October 4, 2021 [Bloomberg] – Hilco Global bought the Philadelphia Energy Solutions oil refinery out of bankruptcy with a vision that includes transforming the site into logistics facilities and research labs.
How to Tear Down an Oil Refinery in the Middle of Philadelphia
There are some 130 aging oil refineries in the U.S., most of which will need to be decommissioned if the country is to meet its climate goals.
After part of the Philadelphia Energy Solutions refinery exploded into flames one night in 2019, its owners filed for bankruptcy and put the 1,300-acre site up for sale. Hilco Global, a company with a track record of transforming fossil-fuel infrastructure like coal-fired power plants, bought the South Philadelphia facility out of bankruptcy with a grand new vision that includes logistics facilities and research labs.
But first the company has a daunting task: safely dismantling over 100 buildings, 3,000 tanks and 950 miles of dirty pipeline.
Oil refining has taken place on the banks of the Schuylkill River since just after the Civil War. By the time the explosion scattered debris across the site and even over the river, the PES Oil Refinery was turning 330,000 barrels of crude day into gasoline, diesel and other petroleum products such as heating oil and jet fuel.
Right now, some parts of the PES Oil Refinery have the feel of a ghost town. Weeds sprout head-high among the pipelines, Canada geese strut down empty roads and small herds of deer bound past a silent railyard. But other parts are bustling with workers and big, yellow excavators as Hilco enters the second year of taking apart equipment and preparing the site for construction. The first tenants are supposed to move into the site in 2023.
Hilco paid about $225 million and will make a “multibillion dollar” investment just to take down the refinery and ready the site for building. That huge price tag comes from the difficulty of disassembling a sprawling industrial site, recycling or disposing of everything from asbestos to contaminated soil and raising the elevation above the 100-year floodplain so it’s more resilient to rising sea levels.
There are about 130 oil refineries in the U.S. and most are pretty old; the newest one that can handle over 100,000 barrels a day was built in 1977. President Joe Biden’s promise that the U.S. will reach net-zero carbon emissions by 2050 means that most of those refineries will have to shut. The PES decommissioning is just the first of many.

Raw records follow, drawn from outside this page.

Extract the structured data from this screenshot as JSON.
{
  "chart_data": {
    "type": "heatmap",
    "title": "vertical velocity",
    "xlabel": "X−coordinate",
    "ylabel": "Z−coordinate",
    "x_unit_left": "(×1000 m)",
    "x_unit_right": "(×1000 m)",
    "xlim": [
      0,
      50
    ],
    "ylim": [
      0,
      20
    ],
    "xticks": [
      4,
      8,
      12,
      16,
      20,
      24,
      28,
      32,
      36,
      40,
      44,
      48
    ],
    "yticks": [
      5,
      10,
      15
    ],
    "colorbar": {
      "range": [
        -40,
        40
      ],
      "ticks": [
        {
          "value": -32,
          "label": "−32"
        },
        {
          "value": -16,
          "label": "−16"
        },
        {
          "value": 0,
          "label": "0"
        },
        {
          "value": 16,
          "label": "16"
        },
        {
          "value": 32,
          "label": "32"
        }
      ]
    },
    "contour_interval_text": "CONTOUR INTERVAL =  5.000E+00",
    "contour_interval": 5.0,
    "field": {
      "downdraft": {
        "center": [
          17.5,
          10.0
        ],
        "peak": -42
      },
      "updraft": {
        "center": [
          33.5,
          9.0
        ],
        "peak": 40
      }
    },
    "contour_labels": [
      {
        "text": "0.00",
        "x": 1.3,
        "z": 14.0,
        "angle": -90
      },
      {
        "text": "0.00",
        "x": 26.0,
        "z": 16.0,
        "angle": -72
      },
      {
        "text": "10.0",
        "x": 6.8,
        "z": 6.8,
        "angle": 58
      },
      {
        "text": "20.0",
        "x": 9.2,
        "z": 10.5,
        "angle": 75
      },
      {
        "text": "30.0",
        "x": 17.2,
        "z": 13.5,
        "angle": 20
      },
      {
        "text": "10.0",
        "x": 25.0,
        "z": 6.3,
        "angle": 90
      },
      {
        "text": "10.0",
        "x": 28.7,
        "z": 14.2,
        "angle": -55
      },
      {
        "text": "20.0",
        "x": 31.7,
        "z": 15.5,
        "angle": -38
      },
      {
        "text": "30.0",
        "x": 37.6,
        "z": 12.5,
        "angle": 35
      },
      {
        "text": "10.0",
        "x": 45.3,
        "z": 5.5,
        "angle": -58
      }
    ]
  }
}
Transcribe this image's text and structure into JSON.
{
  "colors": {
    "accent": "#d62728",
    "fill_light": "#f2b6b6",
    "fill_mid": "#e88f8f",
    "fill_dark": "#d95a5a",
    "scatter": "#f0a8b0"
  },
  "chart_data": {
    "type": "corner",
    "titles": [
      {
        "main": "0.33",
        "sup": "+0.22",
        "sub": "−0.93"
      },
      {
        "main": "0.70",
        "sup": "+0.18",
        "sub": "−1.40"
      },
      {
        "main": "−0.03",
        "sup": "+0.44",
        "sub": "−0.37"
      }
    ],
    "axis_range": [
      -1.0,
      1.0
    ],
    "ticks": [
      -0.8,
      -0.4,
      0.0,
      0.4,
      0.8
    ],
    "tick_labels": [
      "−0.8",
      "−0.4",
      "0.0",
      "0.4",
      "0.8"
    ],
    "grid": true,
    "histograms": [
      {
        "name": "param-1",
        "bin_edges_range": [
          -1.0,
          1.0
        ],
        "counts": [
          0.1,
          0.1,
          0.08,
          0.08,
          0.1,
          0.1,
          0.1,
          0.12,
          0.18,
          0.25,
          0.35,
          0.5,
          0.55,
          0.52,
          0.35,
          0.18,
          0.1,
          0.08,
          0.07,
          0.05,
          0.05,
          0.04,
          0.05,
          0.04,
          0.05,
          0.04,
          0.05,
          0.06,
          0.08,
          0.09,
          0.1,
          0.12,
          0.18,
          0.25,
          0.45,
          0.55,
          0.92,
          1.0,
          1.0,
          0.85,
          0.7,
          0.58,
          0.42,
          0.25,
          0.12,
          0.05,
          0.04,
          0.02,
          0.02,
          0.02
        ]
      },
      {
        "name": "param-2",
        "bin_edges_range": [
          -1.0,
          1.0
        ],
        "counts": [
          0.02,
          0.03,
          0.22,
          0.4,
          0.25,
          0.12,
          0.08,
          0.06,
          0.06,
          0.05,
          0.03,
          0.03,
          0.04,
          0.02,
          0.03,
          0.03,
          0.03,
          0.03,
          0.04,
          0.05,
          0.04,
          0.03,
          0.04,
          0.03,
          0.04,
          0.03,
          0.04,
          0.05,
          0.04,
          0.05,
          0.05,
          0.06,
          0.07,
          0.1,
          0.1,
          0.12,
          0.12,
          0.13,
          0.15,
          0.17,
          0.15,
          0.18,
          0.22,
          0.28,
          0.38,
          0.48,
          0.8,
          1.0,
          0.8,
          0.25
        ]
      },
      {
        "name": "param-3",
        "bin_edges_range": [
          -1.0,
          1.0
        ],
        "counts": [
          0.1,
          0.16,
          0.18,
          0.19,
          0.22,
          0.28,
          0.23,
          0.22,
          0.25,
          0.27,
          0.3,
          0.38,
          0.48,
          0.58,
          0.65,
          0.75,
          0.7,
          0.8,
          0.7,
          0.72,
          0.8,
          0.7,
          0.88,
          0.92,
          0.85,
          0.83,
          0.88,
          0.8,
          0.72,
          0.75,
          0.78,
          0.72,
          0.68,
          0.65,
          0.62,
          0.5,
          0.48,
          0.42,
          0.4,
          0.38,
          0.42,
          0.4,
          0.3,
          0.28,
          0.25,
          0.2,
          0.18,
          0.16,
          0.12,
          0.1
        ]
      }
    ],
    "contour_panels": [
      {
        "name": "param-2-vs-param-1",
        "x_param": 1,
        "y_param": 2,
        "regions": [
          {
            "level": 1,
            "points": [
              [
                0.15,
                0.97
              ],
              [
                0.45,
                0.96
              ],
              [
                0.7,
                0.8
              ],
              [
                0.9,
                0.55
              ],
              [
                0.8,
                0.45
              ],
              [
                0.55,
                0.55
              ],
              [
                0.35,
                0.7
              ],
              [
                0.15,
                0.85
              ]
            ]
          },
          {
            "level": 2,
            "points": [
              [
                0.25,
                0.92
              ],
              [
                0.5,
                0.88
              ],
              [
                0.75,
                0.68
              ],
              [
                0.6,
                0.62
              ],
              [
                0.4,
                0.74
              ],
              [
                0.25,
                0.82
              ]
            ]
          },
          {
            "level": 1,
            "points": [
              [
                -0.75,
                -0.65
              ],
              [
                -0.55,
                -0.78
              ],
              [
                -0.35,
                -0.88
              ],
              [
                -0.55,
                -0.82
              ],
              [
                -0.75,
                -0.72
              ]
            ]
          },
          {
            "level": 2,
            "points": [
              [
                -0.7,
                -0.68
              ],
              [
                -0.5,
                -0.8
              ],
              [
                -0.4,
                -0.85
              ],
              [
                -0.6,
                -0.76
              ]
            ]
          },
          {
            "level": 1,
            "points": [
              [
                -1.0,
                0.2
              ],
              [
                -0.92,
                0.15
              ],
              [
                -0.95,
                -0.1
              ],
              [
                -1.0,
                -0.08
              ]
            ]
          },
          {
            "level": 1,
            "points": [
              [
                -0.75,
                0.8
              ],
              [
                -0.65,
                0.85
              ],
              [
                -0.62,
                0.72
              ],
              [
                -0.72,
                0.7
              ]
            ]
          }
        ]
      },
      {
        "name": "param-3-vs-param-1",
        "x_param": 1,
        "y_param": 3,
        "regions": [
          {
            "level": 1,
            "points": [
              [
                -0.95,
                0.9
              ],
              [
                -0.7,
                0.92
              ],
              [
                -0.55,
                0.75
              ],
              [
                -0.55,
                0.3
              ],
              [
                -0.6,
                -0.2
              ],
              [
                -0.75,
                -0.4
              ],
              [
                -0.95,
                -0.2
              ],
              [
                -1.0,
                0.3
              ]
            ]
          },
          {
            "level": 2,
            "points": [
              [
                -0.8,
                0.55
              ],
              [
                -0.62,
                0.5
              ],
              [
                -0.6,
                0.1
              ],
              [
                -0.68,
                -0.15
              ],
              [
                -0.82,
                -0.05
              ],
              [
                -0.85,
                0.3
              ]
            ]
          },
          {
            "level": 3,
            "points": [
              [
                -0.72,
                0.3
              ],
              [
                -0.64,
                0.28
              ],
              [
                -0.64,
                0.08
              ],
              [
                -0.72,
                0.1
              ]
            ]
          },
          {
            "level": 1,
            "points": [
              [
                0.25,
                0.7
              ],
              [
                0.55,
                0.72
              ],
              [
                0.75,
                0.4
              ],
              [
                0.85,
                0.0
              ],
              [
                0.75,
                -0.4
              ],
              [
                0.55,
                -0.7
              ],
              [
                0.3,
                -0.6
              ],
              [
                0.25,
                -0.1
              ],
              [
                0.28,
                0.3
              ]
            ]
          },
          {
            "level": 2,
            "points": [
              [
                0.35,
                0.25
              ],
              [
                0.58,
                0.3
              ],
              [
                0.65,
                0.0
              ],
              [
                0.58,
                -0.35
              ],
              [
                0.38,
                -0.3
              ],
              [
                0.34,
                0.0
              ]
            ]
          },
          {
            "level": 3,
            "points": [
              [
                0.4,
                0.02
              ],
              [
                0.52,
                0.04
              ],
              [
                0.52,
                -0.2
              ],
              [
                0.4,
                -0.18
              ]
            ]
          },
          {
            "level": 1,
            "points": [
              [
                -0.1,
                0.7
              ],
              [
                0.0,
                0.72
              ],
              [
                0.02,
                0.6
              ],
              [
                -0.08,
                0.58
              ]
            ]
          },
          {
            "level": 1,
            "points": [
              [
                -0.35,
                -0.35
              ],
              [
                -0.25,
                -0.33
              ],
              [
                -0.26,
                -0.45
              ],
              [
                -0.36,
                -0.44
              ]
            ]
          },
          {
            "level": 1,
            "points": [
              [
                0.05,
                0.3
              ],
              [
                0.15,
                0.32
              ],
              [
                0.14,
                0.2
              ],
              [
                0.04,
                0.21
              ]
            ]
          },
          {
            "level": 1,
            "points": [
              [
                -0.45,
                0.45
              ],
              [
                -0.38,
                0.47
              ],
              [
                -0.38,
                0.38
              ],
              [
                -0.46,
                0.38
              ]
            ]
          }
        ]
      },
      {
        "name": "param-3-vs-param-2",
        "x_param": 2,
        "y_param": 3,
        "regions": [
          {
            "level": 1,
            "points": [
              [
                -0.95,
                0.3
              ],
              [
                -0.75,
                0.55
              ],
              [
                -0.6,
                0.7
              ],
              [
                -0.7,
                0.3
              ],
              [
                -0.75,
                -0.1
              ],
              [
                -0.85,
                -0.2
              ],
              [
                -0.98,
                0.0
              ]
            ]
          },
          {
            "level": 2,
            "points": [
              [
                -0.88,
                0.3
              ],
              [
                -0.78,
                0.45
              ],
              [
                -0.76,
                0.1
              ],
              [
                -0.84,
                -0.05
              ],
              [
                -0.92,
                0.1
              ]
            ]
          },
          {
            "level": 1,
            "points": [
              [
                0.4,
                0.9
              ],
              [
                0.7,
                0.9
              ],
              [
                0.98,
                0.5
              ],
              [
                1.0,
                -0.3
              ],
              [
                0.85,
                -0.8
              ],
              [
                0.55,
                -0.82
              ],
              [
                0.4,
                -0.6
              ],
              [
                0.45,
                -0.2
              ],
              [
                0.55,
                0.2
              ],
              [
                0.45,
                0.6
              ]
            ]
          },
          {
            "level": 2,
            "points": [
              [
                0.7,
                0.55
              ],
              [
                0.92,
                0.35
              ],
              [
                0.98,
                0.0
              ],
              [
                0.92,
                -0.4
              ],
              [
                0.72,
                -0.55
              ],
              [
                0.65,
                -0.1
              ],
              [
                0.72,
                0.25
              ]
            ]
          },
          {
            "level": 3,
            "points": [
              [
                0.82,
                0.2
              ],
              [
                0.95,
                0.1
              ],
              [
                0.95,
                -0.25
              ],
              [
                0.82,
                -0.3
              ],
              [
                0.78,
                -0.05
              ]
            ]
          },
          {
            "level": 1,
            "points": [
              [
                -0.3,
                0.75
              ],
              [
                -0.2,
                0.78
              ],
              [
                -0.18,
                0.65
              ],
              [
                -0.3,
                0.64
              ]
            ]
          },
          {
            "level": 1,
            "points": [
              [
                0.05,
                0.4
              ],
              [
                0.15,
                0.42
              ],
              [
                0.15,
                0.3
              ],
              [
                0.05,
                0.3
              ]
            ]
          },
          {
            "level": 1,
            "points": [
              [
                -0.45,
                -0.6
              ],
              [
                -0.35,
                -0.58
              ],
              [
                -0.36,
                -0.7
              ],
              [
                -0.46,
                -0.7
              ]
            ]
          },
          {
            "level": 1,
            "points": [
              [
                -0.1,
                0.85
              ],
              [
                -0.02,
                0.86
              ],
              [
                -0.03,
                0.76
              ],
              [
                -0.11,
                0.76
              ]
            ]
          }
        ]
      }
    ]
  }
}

Hilco estimates the site will generate $41 million a year in tax revenue for the city each year and employ over 14,000 workers.
Why It’s Tricky
All the infrastructure that once refined crude oil from places such as West Africa and North Dakota has to be disconnected, sorted and moved. Huge boilers to make the steam that heated the oil, the tanks that held it and enough pipeline to stretch to Florida—all must be taken apart piece by piece like a sprawling Lego set some children left behind.
One thing that makes breaking down a refinery especially hard: the oil. Petroleum products left in pipes or tanks quickly cools, settles and hardens, becoming extremely hard to remove. “They didn’t leave us the good stuff,” says Roberto Perez, the energetic chief executive officer of HRP, Hilco’s redevelopment unit. “The bankrupt estate took all the gasoline and crude.”
Taking apart a refinery requires a complex order of operations. First, steam must be run through the pipelines, tanks and other equipment in order to soften and extract the hardened petroleum products. That means the boilers must be left standing, along with the overhead electric lines that power them, until the pipes are clean. And because cranes and excavators can’t operate in areas with live power lines, that work must wait until the lines can be taken down.
Pink Xs mark equipment around the site, designating anything that holds valuable metals like brass or stainless steel inside. The demolition company hired by Hilco piles rebar and pieces of disassembled tanks into piles for resale as scrap. The site also has 30,000 tons of asbestos, a hazardous material that must be stripped off the pipes.
Why There’s Hope
The PES refinery produced 16% of Philadelphia’s emissions, Perez says, and released the cancer-causing gas benzene at levels much higher than federal limits. The site’s redevelopment means it will no longer be releasing all that planet-warming carbon. Neighbors will breathe cleaner air.
“I see the smartest people in America creating and innovating,” says Perez, gesturing to empty plots of weedy grass. “I see a bike path on the river.”